The default value for replicate-same-server-id is OFF. Quoted from the manual ([1] and [2]), “Normally, this [setting replicate-same-server-id to ON] is useful only in rare configurations”. I disagree and both Lefred and I talked about this problematic behavior in [3] and [4]. The problem is with restoring a backup on a node that was a master since the backup was taken, and because of replicate-same-server-id = OFF, transactions will be skipped unless the server-id is changed (and this change can easily be forgotten, leading to data corruption and replication breakage).
[1]: https://dev.mysql.com/doc/refman/5.7/en/replication-options-slave.html#option_mysqld_repli...
[2]: https://dev.mysql.com/doc/refman/8.0/en/replication-options-slave.html#option_mysqld_repli...
[3]: https://lefred.be/content/mysql-gtid-restore-a-master-from-a-replicas-backup/
[4]: https://jfg-mysql.blogspot.com/2020/01/legacy-behavior-corrupting-restored-backups.html
The solution is not as simple as changing the default to ON because this is not possible in MySQL 5.7 with log-slave-updates or without GTID and with log-slave-updates in 8.0 (this setting cannot be combined with log-slave-updates or with GTID disabled in 5.7 and 8.0 respectively).

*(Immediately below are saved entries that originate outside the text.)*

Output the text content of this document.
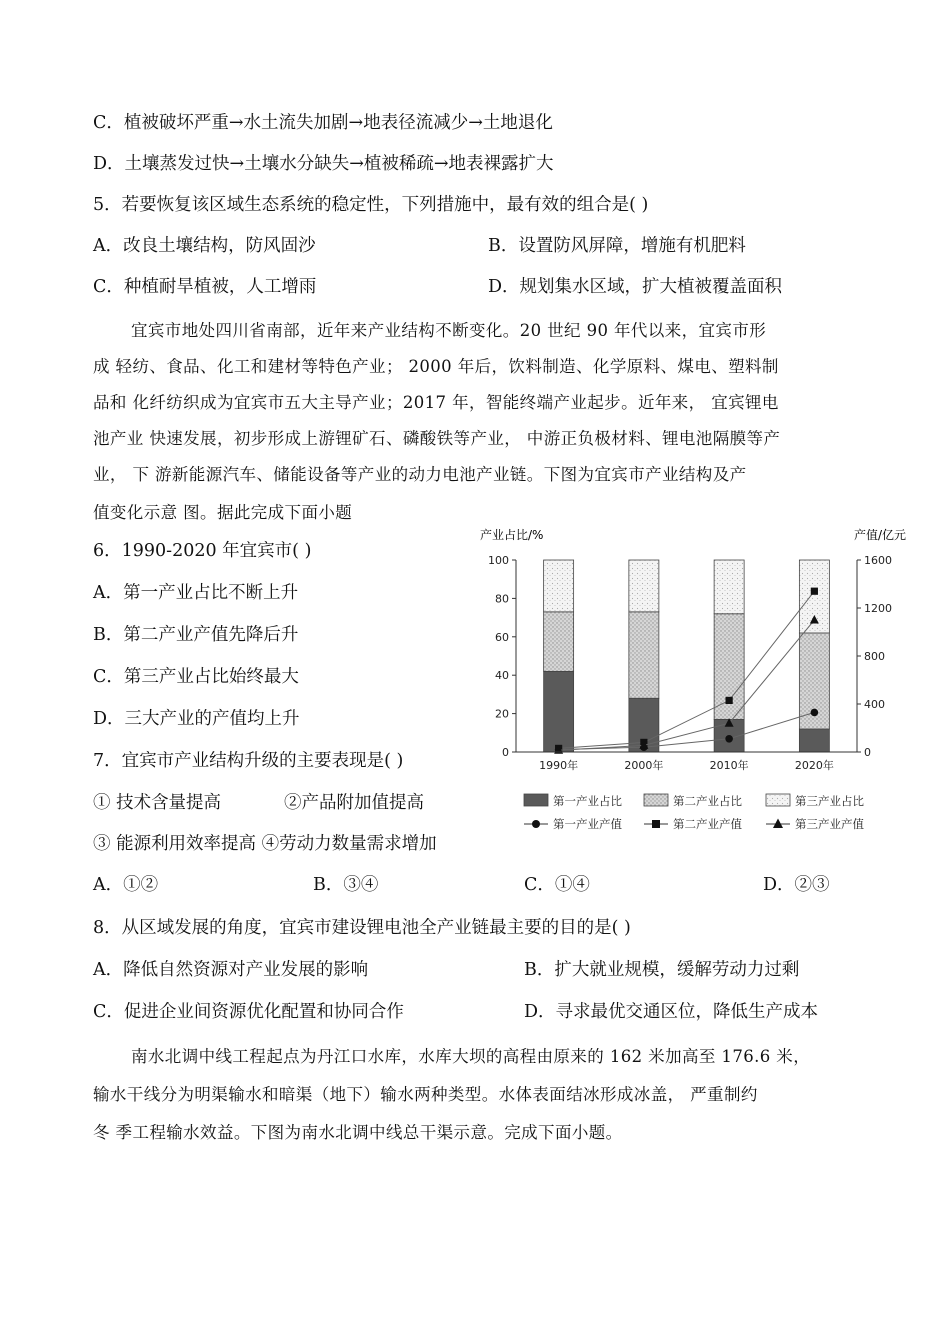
C．植被破坏严重→水土流失加剧→地表径流减少→土地退化
D．土壤蒸发过快→土壤水分缺失→植被稀疏→地表裸露扩大
5．若要恢复该区域生态系统的稳定性，下列措施中，最有效的组合是( )
A．改良土壤结构，防风固沙	B．设置防风屏障，增施有机肥料
C．种植耐旱植被，人工增雨	D．规划集水区域，扩大植被覆盖面积
宜宾市地处四川省南部，近年来产业结构不断变化。20 世纪 90 年代以来，宜宾市形
成 轻纺、食品、化工和建材等特色产业； 2000 年后，饮料制造、化学原料、煤电、塑料制
品和 化纤纺织成为宜宾市五大主导产业；2017 年，智能终端产业起步。近年来， 宜宾锂电
池产业 快速发展，初步形成上游锂矿石、磷酸铁等产业， 中游正负极材料、锂电池隔膜等产
业， 下 游新能源汽车、储能设备等产业的动力电池产业链。下图为宜宾市产业结构及产
值变化示意 图。据此完成下面小题
6．1990-2020 年宜宾市( )
A．第一产业占比不断上升
B．第二产业产值先降后升
C．第三产业占比始终最大
D．三大产业的产值均上升
7．宜宾市产业结构升级的主要表现是( )
① 技术含量提高	②产品附加值提高
③ 能源利用效率提高 ④劳动力数量需求增加
A．①②	B．③④	C．①④	D．②③
8．从区域发展的角度，宜宾市建设锂电池全产业链最主要的目的是( )
A．降低自然资源对产业发展的影响	B．扩大就业规模，缓解劳动力过剩
C．促进企业间资源优化配置和协同合作	D．寻求最优交通区位，降低生产成本
南水北调中线工程起点为丹江口水库，水库大坝的高程由原来的 162 米加高至 176.6 米，
输水干线分为明渠输水和暗渠（地下）输水两种类型。水体表面结冰形成冰盖， 严重制约
冬 季工程输水效益。下图为南水北调中线总干渠示意。完成下面小题。
产业占比/%	产值/亿元
0
20
40
60
80
100
0
400
800
1200
1600
1990年	2000年	2010年	2020年
第一产业占比	第二产业占比	第三产业占比
第一产业产值	第二产业产值	第三产业产值
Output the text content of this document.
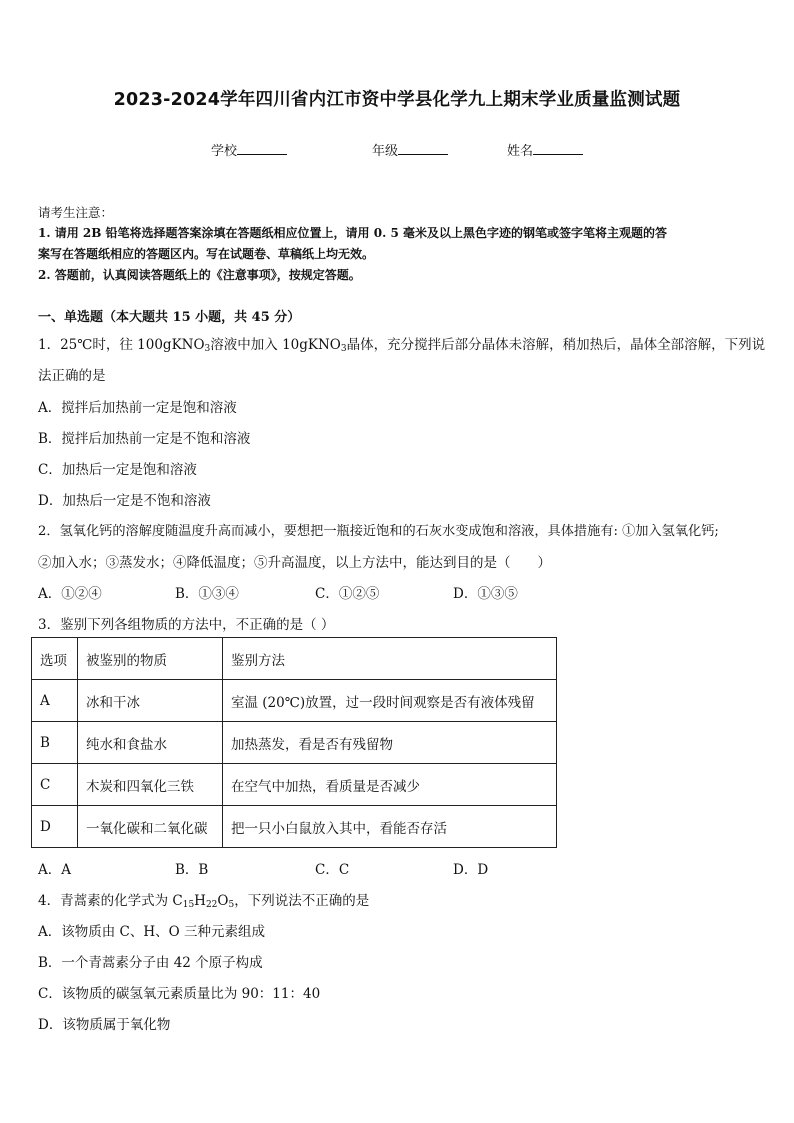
2023-2024学年四川省内江市资中学县化学九上期末学业质量监测试题
学校	年级	姓名
请考生注意：
1. 请用 2B 铅笔将选择题答案涂填在答题纸相应位置上，请用 0. 5 毫米及以上黑色字迹的钢笔或签字笔将主观题的答
案写在答题纸相应的答题区内。写在试题卷、草稿纸上均无效。
2. 答题前，认真阅读答题纸上的《注意事项》，按规定答题。
一、单选题（本大题共 15 小题，共 45 分）
1．25℃时，往 100gKNO$_3$溶液中加入 10gKNO$_3$晶体，充分搅拌后部分晶体未溶解，稍加热后，晶体全部溶解，下列说
法正确的是
A．搅拌后加热前一定是饱和溶液
B．搅拌后加热前一定是不饱和溶液
C．加热后一定是饱和溶液
D．加热后一定是不饱和溶液
2．氢氧化钙的溶解度随温度升高而减小，要想把一瓶接近饱和的石灰水变成饱和溶液，具体措施有: ①加入氢氧化钙;
②加入水；③蒸发水；④降低温度；⑤升高温度，以上方法中，能达到目的是（　　）
A．①②④	B．①③④	C．①②⑤	D．①③⑤
3．鉴别下列各组物质的方法中，不正确的是（ ）
选项	被鉴别的物质	鉴别方法
A	冰和干冰	室温 (20℃)放置，过一段时间观察是否有液体残留
B	纯水和食盐水	加热蒸发，看是否有残留物
C	木炭和四氧化三铁	在空气中加热，看质量是否减少
D	一氧化碳和二氧化碳	把一只小白鼠放入其中，看能否存活
A．A	B．B	C．C	D．D
4．青蒿素的化学式为 $C_{15}H_{22}O_5$，下列说法不正确的是
A．该物质由 C、H、O 三种元素组成
B．一个青蒿素分子由 42 个原子构成
C．该物质的碳氢氧元素质量比为 90：11：40
D．该物质属于氧化物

I would suggest the following for fixing this serious problem (could be implemented in many steps):
- In MySQL 8.0, when GTID is enabled, replicate-same-server-id should be automatically ON,
- Add a new option for replicate-same-server-id in which replication would stop with an error if a SQL Thread sees its own server-id (suggested name “Break”),
- Make this “Break” behavior the default,
- Allow replicate-same-server-id = ON and = Break even with log-slave-updates or without GTID,
- Make replicate-same-server-id dynamic.
This way, the default behavior in MySQL 8.0 with GTID becomes safe (improvement on the status quo). And eventually, the default setting (“Break”) becomes safe in all cases (maybe even in 5.7 if the fix is back ported there, which IMHO should be done because data corruption is bad), and people deploying cyclic replication can easily change it to OFF (no significant backward compatibility problems, just a replication breakage if this is forgotten). Restoring a backup as presented in [3] or [4] does not lead to silent data corruption (great improvements on current behavior). And when replication breaks because of this parameter, it can be investigated (a good error message would also help), and it can be fixed without restarting MySQL (operation flexibility).
Many thanks for looking into that and for making MySQL easier and safer to run,
JFG
How to repeat:
See description.
Suggested fix:
See description.